Over 6 months have passed since Covid-19 first emerged, but there’s still so much we don’t know about the deadly virus.
When the virus first started spreading, some governments, including the Singaporean and US authorities, asked its citizens to only wear masks if they were ill.
But then, a few months later, they made a u-turn and asked their citizens to wear masks in public, after evidence that asymptomatic patients can spread the disease emerged.
Now some scientists are saying that wearing masks outdoors may not be sufficient; we may need to start wearing them indoors.
Hundreds of Scientists Claim Coronavirus is Airborne & Call for WHO to Change Recommendations
239 scientists in 32 countries have presented evidence to the World Health Organisation (WHO) that smaller particles in the air can infect people and are urging the agency to revise its recommendations, reported The New York Times.
In its latest update on the coronavirus, WHO said that airborne transmission of the virus is possible only after medical procedures that produce aerosols, or droplets smaller than 5 microns. (A micron is equal to one-millionth of a meter.)
In other words, the health agency is saying it’s unlikely.
WHO has always said that the coronavirus spreads primarily through small droplets from the nose or mouth, which are expelled when an infected person coughs, sneezes, or speaks, and then falls quickly to the floor.
But scientists are disputing this claim.
In their open letter to WHO, experts said that the coronavirus is borne through the air and can infect people when inhaled.
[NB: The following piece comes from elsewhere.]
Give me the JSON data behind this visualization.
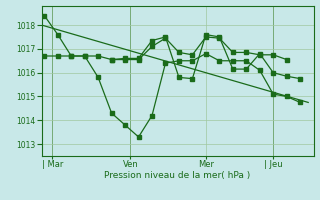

It’s either carried by large droplets that whizz through the air after someone coughs or sneezes, or by much smaller exhaled droplets that may glide the length of a room.
So, if this is true, what would change?
More Precautionary Measures
If the virus does linger in the air, this would mean that people would have to take additional precautions while indoors or in poorly ventilated areas.
For one, masks might be needed indoors, though we’re not sure how the government would enforce that unless a safe distancing ambassador is assigned to stare at us while we work.
Secondly, health care workers caring for Covid-19 patients might need N95 masks that filter out even the smallest respiratory droplets.
Schools, nursing homes, and businesses might need to revamp their ventilation systems to minimize recirculating air.
Slow in Updating Its Guidelines
In response, WHO said that evidence for the virus being airborne was not convincing.
“Especially in the last couple of months, we have been stating several times that we consider airborne transmission as possible but certainly not supported by solid or even clear evidence”, said Dr Benedetta Allegranzi, the WHO’s technical lead of infection prevention and control.
However, the WHO may be hesitant to revise its recommendations because of its outdated view of what airborne viruses are.
For instance, the WHO makes an artificial distinction between tiny aerosols and larger droplets, even though infected people produce both.
Secondly, the WHO is relying on an outdated definition of airborne viruses. They believe that all airborne viruses have to be highly infectious and travel long distances.
The coronavirus doesn’t behave this way. It’s most infectious when people are in prolonged contact at close range, especially indoors.
As The New York Times reported, WHO is bound by a rigid view of scientific evidence and is slow in updating its guidelines.
It took some time to change its stance on healthy people wearing masks, even after several countries like Singapore and the US had revised their recommendations.
So, don’t be surprised if the WHO later concedes that the coronavirus is indeed airborne.
The problem is that this admission might come in 2025.